4. A process for the preparation of a compound of formula I as claimed in any one of claims 1 to 3, which process comprises

a) Reacting a compound of the formula IV in solution in the presence of a base or, if appropriate, in the presence of a dehydrating agent

Wherein Pg is a suitable protecting group, amide group or hydroxyl group, Z, R⁷And R⁸Is as defined in formula I,

with an acid chloride or activated ester of a compound of formula III,

wherein D1 is-COOH or sulfonyl halide, R⁵、R⁶And R⁹Is as defined in formula I,

after removal of the protecting group, are converted into compounds of the formula I, or

b) Reacting a compound of the formula IVa in the presence of a base or, if appropriate, in the presence of a dehydrating agent

Wherein R is⁷And R⁸Is as defined for formula I, E is an N-amino protecting group,

coupling the carbonyl group of the compound with a polymeric resin of the formula PS via an intermediate chain L, and selectively removing the protecting group E to obtain a compound of the formula V

Reacting it with a compound of formula III, wherein R⁵、R⁶And R⁹Is as defined in formula I,

to obtain the compound of the formula VI,

after cleavage from the carrier, the compound of formula VI is converted to a compound of formula I, or

c) Converting the compound of formula I into a physiologically acceptable salt.

5. Medicament comprising an effective amount of at least one compound of the formula I as claimed in any of claims 1 to 3 and pharmaceutically suitable and physiologically tolerable excipients, additives and/or further active compounds and auxiliaries.

6. The use of at least one compound of the formula I as claimed in any of claims 1 to 3 for the preparation of medicaments for the prophylaxis and treatment of diseases which are associated with an increased nfkb activity.

7. The use as claimed in claim 6 for the treatment of chronic motor organ disorders, or degenerative joint disorders, or connective tissue disorders, or disorders caused by TNF α overexpression or increased TNF α concentration, or the following disorders: atherosclerosis, stenosis, ulcer formation, alzheimer's disease, muscle wasting, cancerous disorders, myocardial infarction, gout, sepsis, septic shock, endotoxic shock, disorders resulting from viral infection, parasitic infection, fungal or yeast infection, meningitis, chronic inflammatory lung disease, acute respiratory distress syndrome, acute synovitis, tuberculosis, psoriasis, diabetes, acute or chronic rejection of transplanted organs by organ recipients, graft-versus-host disorders, and inflammatory vascular disorders.

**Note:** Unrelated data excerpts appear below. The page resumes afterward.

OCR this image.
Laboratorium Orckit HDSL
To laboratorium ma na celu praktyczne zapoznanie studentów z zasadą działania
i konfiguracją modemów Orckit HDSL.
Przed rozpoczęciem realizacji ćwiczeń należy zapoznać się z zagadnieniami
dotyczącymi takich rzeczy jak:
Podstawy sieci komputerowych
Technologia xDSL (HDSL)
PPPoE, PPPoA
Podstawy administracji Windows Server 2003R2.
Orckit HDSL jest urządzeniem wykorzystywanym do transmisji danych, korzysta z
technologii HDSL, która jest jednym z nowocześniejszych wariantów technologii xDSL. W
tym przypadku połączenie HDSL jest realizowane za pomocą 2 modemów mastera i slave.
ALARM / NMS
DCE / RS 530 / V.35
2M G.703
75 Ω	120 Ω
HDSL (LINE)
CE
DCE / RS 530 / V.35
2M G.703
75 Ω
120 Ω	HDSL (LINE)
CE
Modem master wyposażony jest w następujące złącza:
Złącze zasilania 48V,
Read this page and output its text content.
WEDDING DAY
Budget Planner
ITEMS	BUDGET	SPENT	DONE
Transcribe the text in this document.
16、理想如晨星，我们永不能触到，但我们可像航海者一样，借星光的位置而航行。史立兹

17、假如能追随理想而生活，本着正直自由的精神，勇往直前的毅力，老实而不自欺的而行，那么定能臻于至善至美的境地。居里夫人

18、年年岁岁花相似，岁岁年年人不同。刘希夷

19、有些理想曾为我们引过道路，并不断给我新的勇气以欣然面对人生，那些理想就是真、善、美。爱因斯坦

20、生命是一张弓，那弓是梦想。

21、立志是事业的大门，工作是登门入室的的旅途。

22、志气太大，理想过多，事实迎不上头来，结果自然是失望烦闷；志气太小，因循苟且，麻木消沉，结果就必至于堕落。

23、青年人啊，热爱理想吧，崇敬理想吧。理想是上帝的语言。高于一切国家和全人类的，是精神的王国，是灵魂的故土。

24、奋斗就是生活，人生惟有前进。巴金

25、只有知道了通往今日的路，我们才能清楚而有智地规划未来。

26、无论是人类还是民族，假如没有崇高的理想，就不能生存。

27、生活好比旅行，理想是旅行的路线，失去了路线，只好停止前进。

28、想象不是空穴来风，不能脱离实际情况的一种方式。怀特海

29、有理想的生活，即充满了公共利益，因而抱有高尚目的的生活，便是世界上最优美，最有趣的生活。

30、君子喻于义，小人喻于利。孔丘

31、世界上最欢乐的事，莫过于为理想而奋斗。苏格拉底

8. A process for the preparation of a medicament, which comprises bringing at least one compound of the formula I as claimed in any of claims 1 to 3 into a suitable administration form with pharmaceutically suitable and physiologically tolerable excipients, optionally also suitable active compounds, additives or auxiliaries.